Previous to this, the Hail Mary only consisted of the Shalom salutation of the archangel Gabriel, the Canticle of praise of her cousin Elizabeth, and the last word “Jesus", added by the ancient Church. The last phrase “Pray for us, sinners, now and at the hour of our death” is attributed to the great Marian apostle, St. Louis Grignon de Monfort.
Why not then add the definitive touch to the Hail Mary which is her mystical motherhood of humankind given her by Her Son in Calvary
“Woman, behold, your son” (John 19:26),
and claimed by Mary Herself in Tepeyac?
Am I not here, I who am your Mother?
¿No estoy aquí, yo que soy tu Madre?
CUIX AHMO NICAN NICA NIMONANTZIN?
Thus, “Holy Mary, Mother of God and our Mother.”
The Hail Mary — why indeed isn't the ‘our Mother’ in it?
And behind all this is another controversy of whether it was Nuestra Señora del Rosario, to whom the rosary was recited by all of Catholic Europe as the battle of Lepanto raged, or Nuestra Señora de Guadalupe who interceded for the cause of the victory of the Christian squadrons. St Pius V established October 7 as the Feast of Our Lady of Victory, but his successor Gregory XIII changed the feast to Our Lady of the Most Holy Rosary and decreed that the month of October be devoted to the Rosary.
Be that as it may, historians attest that the crew of the battle-flagship of the Genoese Squadron under the command of its Admiral, the Prince Andrea Doria, attribute the victory to the intercession of our Lady of Guadalupe. (ibid.
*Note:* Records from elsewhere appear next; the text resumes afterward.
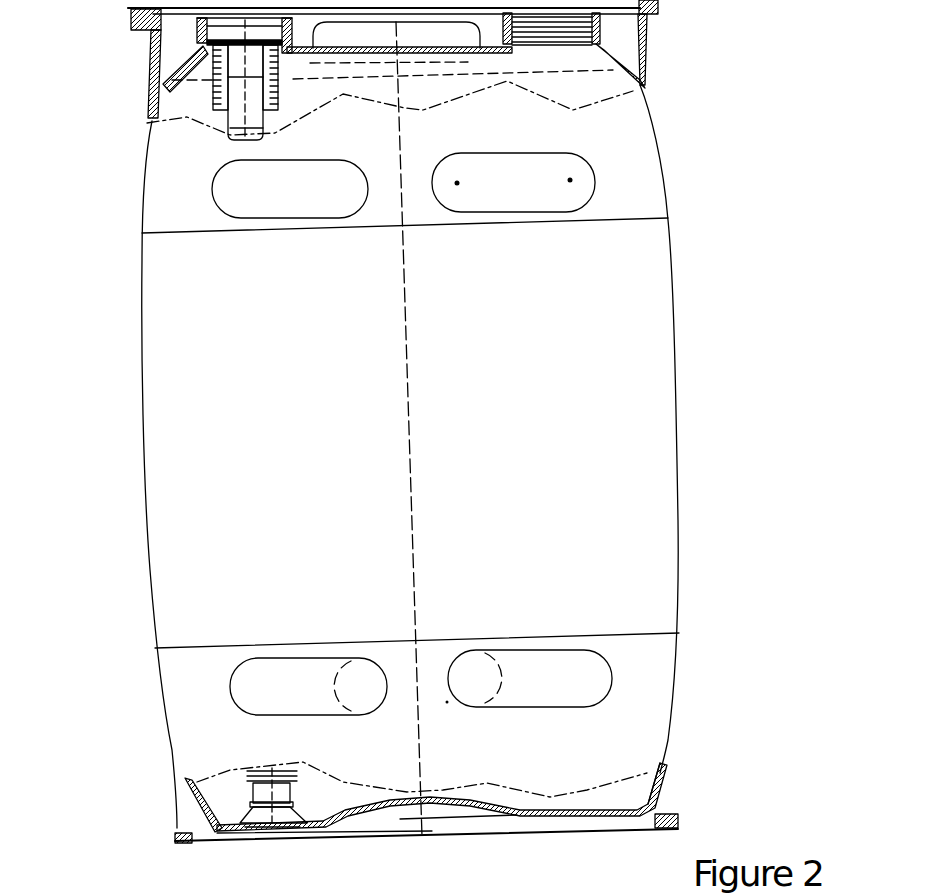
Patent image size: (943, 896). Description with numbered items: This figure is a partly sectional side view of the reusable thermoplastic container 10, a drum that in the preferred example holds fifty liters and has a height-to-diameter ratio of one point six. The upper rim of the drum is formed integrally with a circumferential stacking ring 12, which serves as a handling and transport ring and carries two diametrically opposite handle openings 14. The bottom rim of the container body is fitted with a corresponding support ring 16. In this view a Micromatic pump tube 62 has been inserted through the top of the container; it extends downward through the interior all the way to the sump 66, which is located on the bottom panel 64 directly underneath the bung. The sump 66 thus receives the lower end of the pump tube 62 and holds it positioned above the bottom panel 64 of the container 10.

The reusable thermoplastic container 10 is at (520, 431).
The stacking ring 12 is at (660, 13).
The handle openings 14 is at (355, 30).
The support ring 16 is at (678, 813).
The pump tube 62 is at (240, 107).
The bottom panel 64 is at (594, 778).
The sump 66 is at (230, 818).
A Handbook on Guadalupe, Dr. Charles J. Wahlig). It was precisely when the battle was already lost to the Turks when the Commendatore Andrea Doria and his crew prayed for help before the image of She Who Vanquishes the Serpent that the great wind arose out of nowhere and swept away the ships of the Janissary Ali Pasha enabling the Christians to turn certain defeat into victory.
(excerpt from Tepeyac — Our Lady of 'Guadalupe' revisited)
In the Asian archipelago before it became the Philippine Islands.
Long before the Spaniards brought Christianity, there is the exciting story from the mountains of Zambales in the island of Luzon that the head of an Aeta tribe received a visitation from the Blessed Mother of God. The information on this folklore is clouded by controversy occasioned by the zealous defense of the historicity of this event.bordering on invention.